Shaun Fitzgerald leaves the Maroochydore police station watchhouse.
Shaun Fitzgerald leaves the Maroochydore police station watchhouse.

Families hunt for missing $3.4m

A SUNSHINE Coast financial adviser faced court yesterday accused of defrauding more than $3 million from 19 families to fund his “decadent” lifestyle.

Shaun Daniel Fitzgerald, 37, allegedly offered “lucrative investment opportunities”, usually to purchase shares in Woodside or Channel Seven, with generous returns in a short period.

Police alleged 19 clients invested money into private accounts which Mr Fitzgerald (pictured) used on “personal living expenses”.

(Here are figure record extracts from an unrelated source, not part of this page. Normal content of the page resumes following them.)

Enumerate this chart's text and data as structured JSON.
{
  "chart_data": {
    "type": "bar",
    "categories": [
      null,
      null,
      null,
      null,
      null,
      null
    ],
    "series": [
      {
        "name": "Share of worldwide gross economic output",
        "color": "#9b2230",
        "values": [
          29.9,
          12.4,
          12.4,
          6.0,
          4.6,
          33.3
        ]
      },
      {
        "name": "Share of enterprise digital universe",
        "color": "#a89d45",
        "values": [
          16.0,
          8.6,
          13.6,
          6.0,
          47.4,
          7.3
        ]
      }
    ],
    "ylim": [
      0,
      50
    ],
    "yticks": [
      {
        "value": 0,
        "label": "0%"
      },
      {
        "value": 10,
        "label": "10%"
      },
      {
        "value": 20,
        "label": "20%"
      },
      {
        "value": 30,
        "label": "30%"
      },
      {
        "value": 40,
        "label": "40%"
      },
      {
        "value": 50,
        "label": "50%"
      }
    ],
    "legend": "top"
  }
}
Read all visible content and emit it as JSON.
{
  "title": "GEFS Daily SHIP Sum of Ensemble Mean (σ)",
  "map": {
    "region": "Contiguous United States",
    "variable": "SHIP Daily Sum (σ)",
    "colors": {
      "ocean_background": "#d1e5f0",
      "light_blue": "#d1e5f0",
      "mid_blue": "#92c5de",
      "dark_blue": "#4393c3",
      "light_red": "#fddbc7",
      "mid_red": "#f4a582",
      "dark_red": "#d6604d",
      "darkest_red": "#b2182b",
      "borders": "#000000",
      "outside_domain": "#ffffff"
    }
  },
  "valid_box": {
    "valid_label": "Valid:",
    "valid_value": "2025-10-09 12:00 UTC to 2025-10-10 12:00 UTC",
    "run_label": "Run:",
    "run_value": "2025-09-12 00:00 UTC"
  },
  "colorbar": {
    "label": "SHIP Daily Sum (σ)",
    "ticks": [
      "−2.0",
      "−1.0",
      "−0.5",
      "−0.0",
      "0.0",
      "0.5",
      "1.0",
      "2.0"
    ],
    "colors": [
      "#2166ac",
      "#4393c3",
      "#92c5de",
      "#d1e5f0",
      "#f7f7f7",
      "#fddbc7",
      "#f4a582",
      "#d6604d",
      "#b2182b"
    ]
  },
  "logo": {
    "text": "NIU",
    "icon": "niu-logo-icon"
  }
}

Police objected to Mr Fitzgerald’s bail, saying he was a flight risk, when he faced Maroochydore Magistrates Court yesterday on one count of fraud and 30 counts of passing valueless cheques at Mackay, the Gold Coast and the Sunshine Coast.

Mr Fitzgerald was granted bail on condition that he surrender his passport, not approach within 100m of an international departure point, report to police three times a week and live with his mother at Doonan.

The bail objection affidavit revealed the alleged fraudster told clients the accounts were attached to financial advice company 360 Asset Management, which had no affiliation to his own company accounts – for RKF Investments and Zero Cost Base – where money was deposited.

It detailed how Mr Fitzgerald allegedly impressed an urgency on clients to reduce the time they had to check the validity of investments.

The objection claimed he would provide valueless cheques to querying clients, 10 to one client, and then make up excuses about why they were dishonoured.

“It will be submitted these cheques were used merely to put off complainants to buy (Mr Fitzgerald) time before he cut ties,” police wrote.

The bail objection also disclosed that he had attended court in Queenstown, in New Zealand, in January for drink-driving and dangerous driving charges.

“He provided information to the court that he was a businessman from Australia who was attempting to set up a property development company in Queenstown,” it read.

“This would suggest that the defendant is likely to attempt to travel to New Zealand for these business interests, making him a high risk of fleeing this jurisdiction.

“Checks with immigration show he has travelled overseas five times since April 1, 2010.

“Checks with Austrac (Australia’s anti-money laundering financing regulator) show some movement of monies to Thailand, New Zealand, the United States and England.”

“This defendant has affected 19 families, leaving some with no financial security,” the objection read.

Police alleged Mr Fitzgerald’s family members had also lost $1.1 million but had not filed complaints.

Lawyer Leigh Rollason said his client had been on holidays with his mother for part of the recent trip.

“White-collar offences of this kind around Australia see people in this position granted bail,” Mr Rollason said.

“The circumstances of this case arise out of the collapse of a business on the Sunshine Coast in early to mid 2010 in the context of the Global Financial Crisis,” he said.

“There have been ongoing proceedings in relation to that from some parties.

“There was a lot of publicity at the time of the collapse.

“Mr Fitzgerald has been under considerable stress from these proceedings.”

Magistrate John Hodgins said “a substantial amount of money” was involved and potential clients would be cautioned by the publicity of the court mention.

The case was adjourned until March 16.